Postby sarge » Fri Oct 15, 2021 4:29 am
There is a difference between the costs to make this stuff and what the market will bear.
I think $600 for a freightcar is obscene, myself, and I don’t think its going to work, certainly not in the long run. A couple thoughts:
As each country who made brass brought their standard of living more into line with the consuming nations, the prices hit a ceiling such that a new supplying nation was cultivated, historically Japan, then Korea, then China. There either is no-one left in the wings to be next or the consuming nations aren’t interested in doing so. That means any brass project, Japanese, Korean, or Chinese, will be the purview of the wealthy.
Plastic is germane, for that reflects the same condition. Scott’s diesels are in the $700-800 range per unit now and, with the inflationary picture we are looking at now and the Chinese standard of living, that won’t relax. Atlas is bringing in very little and hasn’t done much in years now.
As long as there are no new supplying nations being cultivated by us, that will be the future. Even if there are, but the cultivator is China (read Kader Group) rather than us, that still will be the future. New O Scale, brass or plastic RTR, collector or operator, is going to be the plaything of the rich.
Given that is true, can domestic manufacture continue to be dismissed with the wave of a hand? A few more stars align and no. Right now, a healthy portion of cost is the shipping, which can be negated by building domestically. Quality can also go up, as pieces would no longer be built behind closed doors and anything more than cursory final inspection by the importer an additional cost.
The elephants in the room are these, and they make a small herd all asking the same question. Is there a market for new brass or plastic RTR? In O, you are looking at a lot of estate material out there, and more coming. There is a lot of shopworn OEM stuff from the Chinese Glut days still to be absorbed. At least from an operator’s standpoint, he has options that new product, imported or domestic, can’t hope to compete with.
Then there are builders, and make no mistake there are builders younger than us. Their build often is retrofitting new tech in old models, but is that really different from the retrofitting of new details and drives on old models in our generation? Small batch manufacturing methods are about to change radically too, and we are certainly “small batch”. 3d printing is just getting into its stride for large items such as full shells as mainstream; who will be soldering stuff together from brass in ten years time? Or injection moulding short-runs? Or shipping it all over hell?
There is huge change coming, domestic drives and 3d printed shells and details? Colour prints with the paint and lettering integral to the print? The controls tech updated like any other tech, but more easily changed out in your gear, because the hobby as a whole followed the rest of the standards world and defined just the interface standards instead of the entire protocols? On that last one, think defining only the input and output required of any controls system and the physical hardpoints to install rather than calling one system a standard as DCC is defined today (and rapidly ignoring that definition). How about every workshop or club or hobbyshop having a 3d printer; place your order on Tuesday night before bedtime and all of it but the motor is printed by Wednesday morning in stunning colour; your build is to assemble all the details to the shell, pull out a motor and the control boards of choice, and drop ‘em in. Want it ready to run? Don’t need to go to China or anywhere else for that level build, do we, not when the components ship over the ether rather than over the waves. None of that strikes me as implausible or even unlikely.

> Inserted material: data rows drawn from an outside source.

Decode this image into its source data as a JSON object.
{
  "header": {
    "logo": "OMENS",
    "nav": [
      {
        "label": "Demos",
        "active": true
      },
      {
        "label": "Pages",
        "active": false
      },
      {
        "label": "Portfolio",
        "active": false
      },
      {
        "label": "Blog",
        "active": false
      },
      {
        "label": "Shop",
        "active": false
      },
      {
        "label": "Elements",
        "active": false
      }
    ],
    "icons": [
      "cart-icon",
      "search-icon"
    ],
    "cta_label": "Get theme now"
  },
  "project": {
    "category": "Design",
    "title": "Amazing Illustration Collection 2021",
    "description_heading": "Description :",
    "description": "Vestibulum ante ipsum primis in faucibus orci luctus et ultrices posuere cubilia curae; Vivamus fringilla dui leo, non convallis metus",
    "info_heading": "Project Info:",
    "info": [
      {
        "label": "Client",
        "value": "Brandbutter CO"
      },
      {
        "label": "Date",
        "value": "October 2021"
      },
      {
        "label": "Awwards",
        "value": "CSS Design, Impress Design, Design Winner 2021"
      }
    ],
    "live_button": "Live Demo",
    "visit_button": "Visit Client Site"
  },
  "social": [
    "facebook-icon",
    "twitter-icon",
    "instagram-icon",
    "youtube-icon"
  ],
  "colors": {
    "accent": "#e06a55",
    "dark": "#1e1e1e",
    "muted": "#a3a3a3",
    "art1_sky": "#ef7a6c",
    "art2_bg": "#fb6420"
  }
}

What does strike me unlikely are things remaining as they have been all our modelling lives being a requirement. The question no longer is who will inject our plastic or solder our brass for us, and how much will the fewer and fewer be willing to pay for it. That is on the cusp of vanishing like writing on parchment or casting in sand.
I hope I live to see it, too. It will be exciting to be part of.
No-one ever forgets where they buried the hatchet.